L’ispirazione di fondo viene dalle “Mustache Cups”, tazze ottocentesche nate per proteggere i baffi dei gentiluomini dell’epoca durante il tè. Un oggetto quasi ironico, ma carico di storia e simbolismo. Nel 1860, l’inglese Harvey Adams inventò questa particolare tazza con una piccola mezzaluna di ceramica all’interno, pensata per evitare che il caldo vapore sciogliesse la cera modellante dei baffi. Un vezzo aristocratico, un capriccio estetico che diventa oggi, nelle mani degli artisti contemporanei, materia di riflessione. Quella tazza con i baffi, simbolo di una cura tutta maschile, si trasforma in una chiave per rileggere l’estetica vittoriana in chiave contemporanea, con un’attenzione nuova per i dettagli, per i significati nascosti dietro la superficie.

In mostra, infatti, si trovano pezzi unici, tazze che si distaccano completamente dai modelli tradizionali. Non ci sono vincoli di dimensione, materiale o funzione: ogni artista è libero di reinterpretare la tazza come meglio crede, esplorando il confine tra l’oggetto d’uso e l’opera d’arte. Alcuni optano per una rilettura ironica, altri si concentrano sulla forma pura, spingendo i limiti del design e della creatività. Si va dai materiali riciclati a quelli preziosi, dalla plastica ai fili di rame, dal vetro alle terre, in un insieme che parla di sperimentazione e di artigianato, di passato e futuro.

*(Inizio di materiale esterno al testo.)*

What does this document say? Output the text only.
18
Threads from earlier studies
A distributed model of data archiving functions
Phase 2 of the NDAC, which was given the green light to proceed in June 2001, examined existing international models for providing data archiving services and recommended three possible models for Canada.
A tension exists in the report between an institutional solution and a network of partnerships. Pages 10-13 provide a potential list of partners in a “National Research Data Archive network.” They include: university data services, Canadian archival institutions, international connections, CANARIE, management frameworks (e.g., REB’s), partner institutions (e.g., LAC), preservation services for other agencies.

Ma c’è di più. In questa mostra la tazza non è solo un oggetto estetico. Diventa un gesto di cura, un simbolo di attenzione e solidarietà. Parte delle opere, infatti, sarà venduta per sostenere la Fondazione Archè, attiva dal 1991 nel supportare mamme e bambini in difficoltà. Il gesto dell’artista che dona la sua creazione si trasforma così in un atto di responsabilità verso la comunità. La tazza, da contenitore di tè, si trasfigura in contenitore di speranza, in un’azione concreta che vuole migliorare le vite degli altri. L’esposizione è arricchita da una curiosa collezione privata di Mustache Cups, appartenente a Carlo Filosa, che da oltre trent’anni raccoglie questi singolari oggetti. Più di cento pezzi raccontano un’epoca, una moda, un modo di essere che sembra lontano eppure riecheggia nei gesti quotidiani di oggi.